Missing Middle Housing

Welcome back to the City of Groveland’s Wednesday Workshop where we explore the characteristics of a city with natural charm. Today’s post focuses on housing, perhaps the most critical component to a community and part of the American Dream. A home can mean many different things depending on who you ask and what stage of life they are in. A single person just graduating from school might want a small apartment footsteps away from shops, restaurants, and entertainment. A family might prefer a detached house on a quiet street with a little more privacy and yard space. Or a retired couple might prefer to downsize into a townhome without a yard to maintain.

There is not a “one size fits all” approach to housing, but unfortunately in most communities today, options are limited to single family home subdivisions or large scale apartment complexes.

This lack of diversity has left a gap in the housing market referred to as Missing Middle Housing. Missing Middle Housing is a spectrum of different housing types that can be nestled into communities designed with traditional neighborhood principles. Commonly built prior to World War II, Missing Middle Housing types can include single family detached houses with accessory dwelling units (ADUs), duplexes, triplexes, four-plexes, garden apartments, townhomes, and live/work townhomes.

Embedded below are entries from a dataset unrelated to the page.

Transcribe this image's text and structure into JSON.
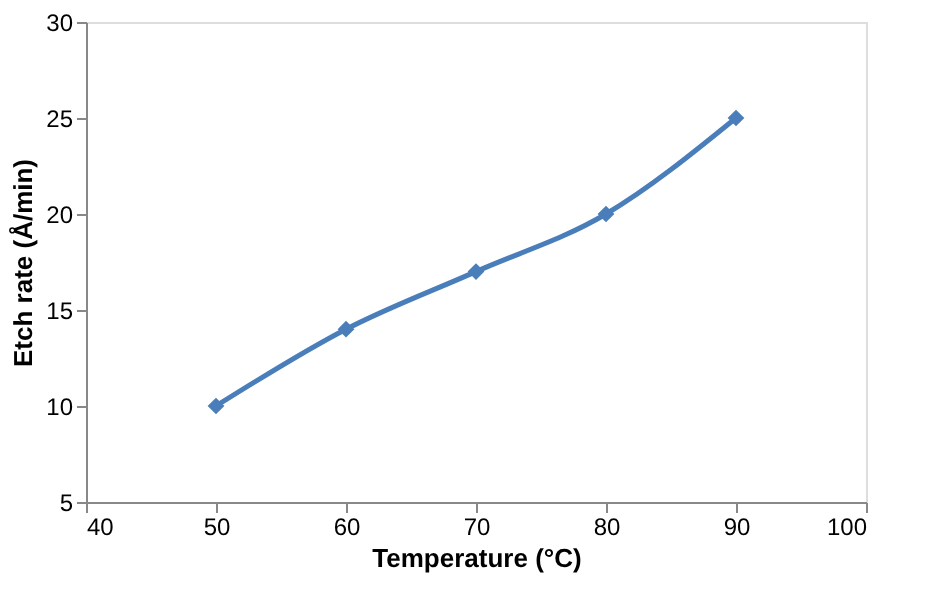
{
  "chart_data": {
    "type": "line",
    "xlabel": "Temperature (°C)",
    "ylabel": "Etch rate (Å/min)",
    "x": [
      50,
      60,
      70,
      80,
      90
    ],
    "series": [
      {
        "color": "#4a7ebb",
        "values": [
          10,
          14,
          17,
          20,
          25
        ]
      }
    ],
    "xlim": [
      40,
      100
    ],
    "xticks": [
      40,
      50,
      60,
      70,
      80,
      90,
      100
    ],
    "ylim": [
      5,
      30
    ],
    "yticks": [
      5,
      10,
      15,
      20,
      25,
      30
    ],
    "grid": false,
    "marker": "diamond",
    "line_style": "solid"
  }
}
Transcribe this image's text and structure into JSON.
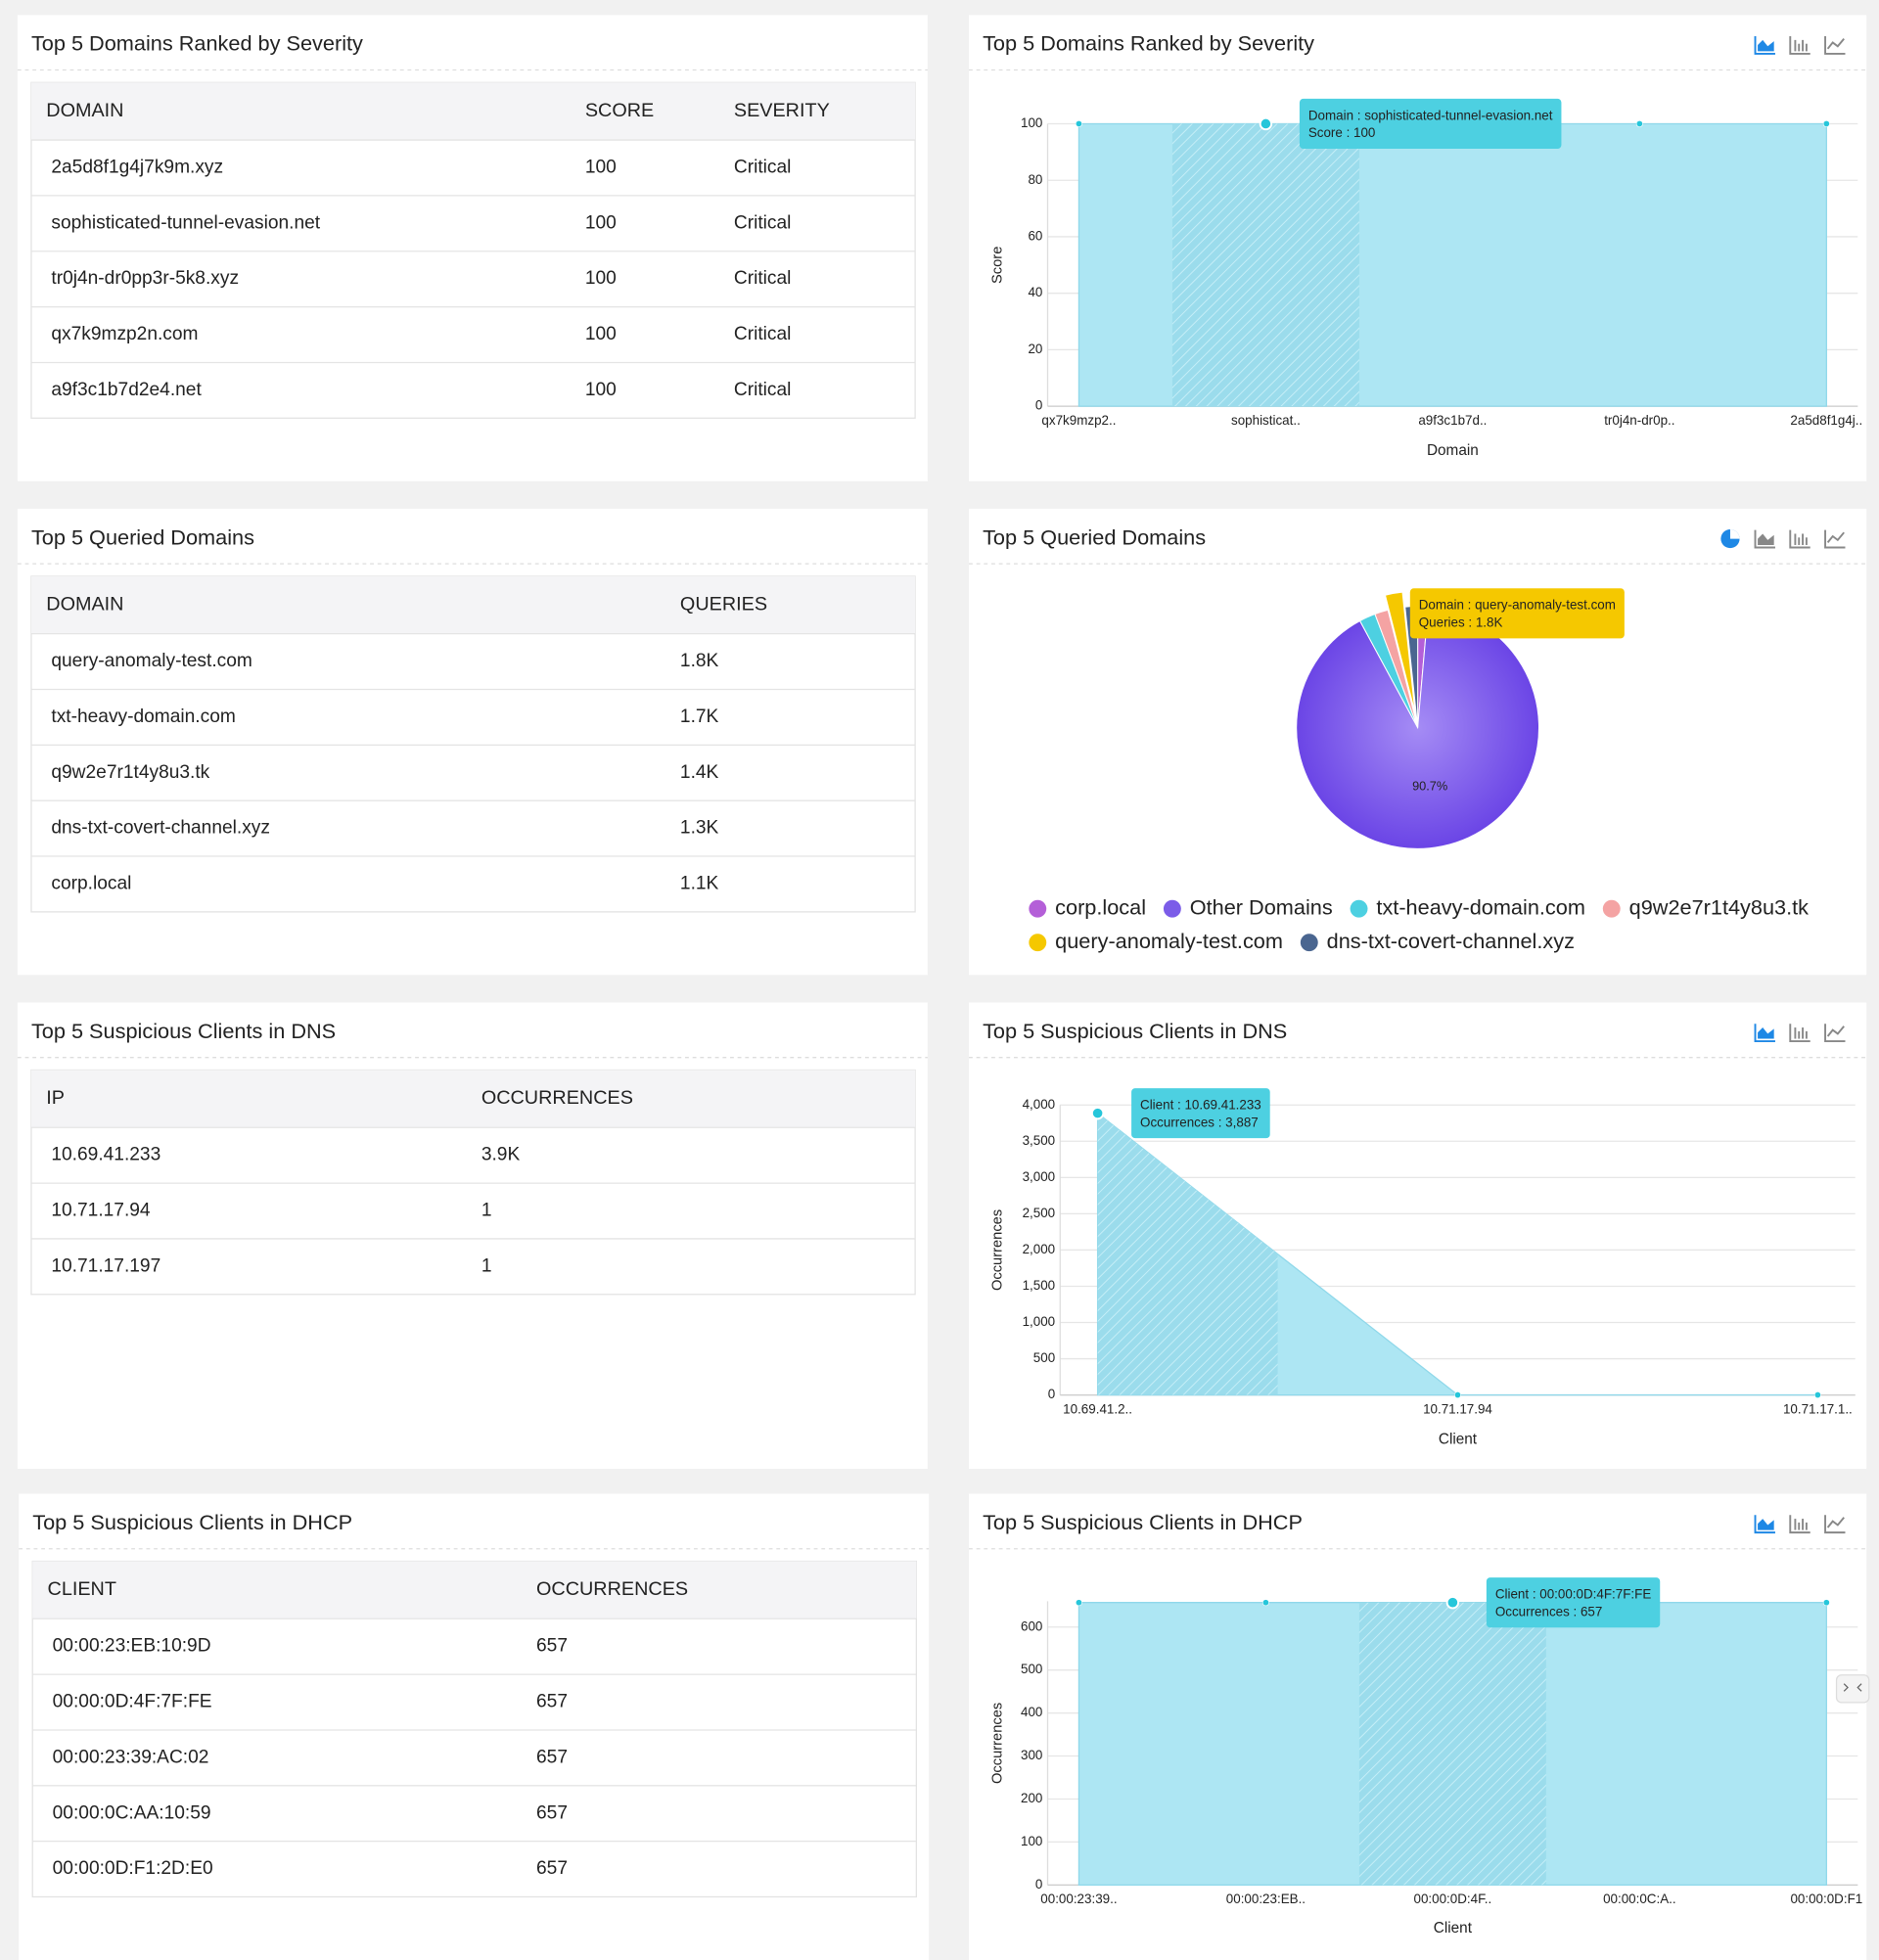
{
  "panels": [
    {
      "title": "Top 5 Domains Ranked by Severity",
      "table": {
        "columns": [
          "DOMAIN",
          "SCORE",
          "SEVERITY"
        ],
        "rows": [
          [
            "2a5d8f1g4j7k9m.xyz",
            100,
            "Critical"
          ],
          [
            "sophisticated-tunnel-evasion.net",
            100,
            "Critical"
          ],
          [
            "tr0j4n-dr0pp3r-5k8.xyz",
            100,
            "Critical"
          ],
          [
            "qx7k9mzp2n.com",
            100,
            "Critical"
          ],
          [
            "a9f3c1b7d2e4.net",
            100,
            "Critical"
          ]
        ]
      }
    },
    {
      "title": "Top 5 Queried Domains",
      "table": {
        "columns": [
          "DOMAIN",
          "QUERIES"
        ],
        "rows": [
          [
            "query-anomaly-test.com",
            "1.8K"
          ],
          [
            "txt-heavy-domain.com",
            "1.7K"
          ],
          [
            "q9w2e7r1t4y8u3.tk",
            "1.4K"
          ],
          [
            "dns-txt-covert-channel.xyz",
            "1.3K"
          ],
          [
            "corp.local",
            "1.1K"
          ]
        ]
      }
    },
    {
      "title": "Top 5 Suspicious Clients in DNS",
      "table": {
        "columns": [
          "IP",
          "OCCURRENCES"
        ],
        "rows": [
          [
            "10.69.41.233",
            "3.9K"
          ],
          [
            "10.71.17.94",
            1
          ],
          [
            "10.71.17.197",
            1
          ]
        ]
      }
    },
    {
      "title": "Top 5 Suspicious Clients in DHCP",
      "table": {
        "columns": [
          "CLIENT",
          "OCCURRENCES"
        ],
        "rows": [
          [
            "00:00:23:EB:10:9D",
            657
          ],
          [
            "00:00:0D:4F:7F:FE",
            657
          ],
          [
            "00:00:23:39:AC:02",
            657
          ],
          [
            "00:00:0C:AA:10:59",
            657
          ],
          [
            "00:00:0D:F1:2D:E0",
            657
          ]
        ]
      }
    }
  ],
  "chart_data": [
    {
      "type": "area",
      "title": "Top 5 Domains Ranked by Severity",
      "x_label": "Domain",
      "y_label": "Score",
      "categories": [
        "qx7k9mzp2..",
        "sophisticat..",
        "a9f3c1b7d..",
        "tr0j4n-dr0p..",
        "2a5d8f1g4j.."
      ],
      "values": [
        100,
        100,
        100,
        100,
        100
      ],
      "color": "#ade6f3",
      "ylim": [
        0,
        100
      ],
      "yticks": [
        0,
        20,
        40,
        60,
        80,
        100
      ],
      "grid": true,
      "tooltip": {
        "index": 1,
        "color": "#4dd0e1",
        "lines": [
          "Domain : sophisticated-tunnel-evasion.net",
          "Score : 100"
        ]
      }
    },
    {
      "type": "pie",
      "title": "Top 5 Queried Domains",
      "categories": [
        "corp.local",
        "Other Domains",
        "txt-heavy-domain.com",
        "q9w2e7r1t4y8u3.tk",
        "query-anomaly-test.com",
        "dns-txt-covert-channel.xyz"
      ],
      "values": [
        1.4,
        90.7,
        2.17,
        1.78,
        2.29,
        1.66
      ],
      "value_labels": [
        null,
        "90.7%",
        null,
        null,
        null,
        null
      ],
      "colors": [
        "#b45fd8",
        "#7b5ce8",
        "#4dd0e1",
        "#f4a3a3",
        "#f5c800",
        "#4a6690"
      ],
      "tooltip": {
        "index": 4,
        "color": "#f5c800",
        "lines": [
          "Domain : query-anomaly-test.com",
          "Queries : 1.8K"
        ]
      }
    },
    {
      "type": "area",
      "title": "Top 5 Suspicious Clients in DNS",
      "x_label": "Client",
      "y_label": "Occurrences",
      "categories": [
        "10.69.41.2..",
        "10.71.17.94",
        "10.71.17.1.."
      ],
      "values": [
        3887,
        1,
        1
      ],
      "color": "#ade6f3",
      "ylim": [
        0,
        4000
      ],
      "yticks": [
        0,
        500,
        {
          "value": 1000,
          "label": "1,000"
        },
        {
          "value": 1500,
          "label": "1,500"
        },
        {
          "value": 2000,
          "label": "2,000"
        },
        {
          "value": 2500,
          "label": "2,500"
        },
        {
          "value": 3000,
          "label": "3,000"
        },
        {
          "value": 3500,
          "label": "3,500"
        },
        {
          "value": 4000,
          "label": "4,000"
        }
      ],
      "grid": true,
      "tooltip": {
        "index": 0,
        "color": "#4dd0e1",
        "lines": [
          "Client : 10.69.41.233",
          "Occurrences : 3,887"
        ]
      }
    },
    {
      "type": "area",
      "title": "Top 5 Suspicious Clients in DHCP",
      "x_label": "Client",
      "y_label": "Occurrences",
      "categories": [
        "00:00:23:39..",
        "00:00:23:EB..",
        "00:00:0D:4F..",
        "00:00:0C:A..",
        "00:00:0D:F1"
      ],
      "values": [
        657,
        657,
        657,
        657,
        657
      ],
      "color": "#ade6f3",
      "ylim": [
        0,
        660
      ],
      "yticks": [
        0,
        100,
        200,
        300,
        400,
        500,
        600
      ],
      "grid": true,
      "tooltip": {
        "index": 2,
        "color": "#4dd0e1",
        "lines": [
          "Client : 00:00:0D:4F:7F:FE",
          "Occurrences : 657"
        ]
      }
    }
  ]
}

In effort to ensure residents have a variety of housing options to choose from, Groveland’s new Form Based Code will allow for a greater flexibility of housing types, all typically at the scale of a “house”. For example, let’s look at historic Downtown Groveland.

Originally platted with 60 ft wide lots with alleys and small blocks, it’s a perfect location for our new Missing Middle Housing types. In Downtown’s Edge zone, the minimum lot size will stay at 60 ft wide with 10 ft side setbacks.The code will continue to permit single family detached homes, but will also allow for duplexes, triplexes or four-plexes as long as they are built to the size and scale of a single family detached house. We’ll also give residents the option to have  an ADU (i.e. garage apartment, granny flat) in the back. ADUs are great because they can allow a relative to live near the family, while maintaining some privacy and independence. We will also encourage utilization of the platted alleys to keep parking concealed and increase walkability. In Downtown’s Center zone, the options increase further. Here we’ll allow lots to be split into smaller lots that can house bungalows, townhomes, or garden apartments.

If Downtown living isn’t for you, that’s also OK. Groveland is also setting aside plenty of land for larger five acre lots ideal for country living and farming. Groveland will offer plenty of housing types throughout the transect.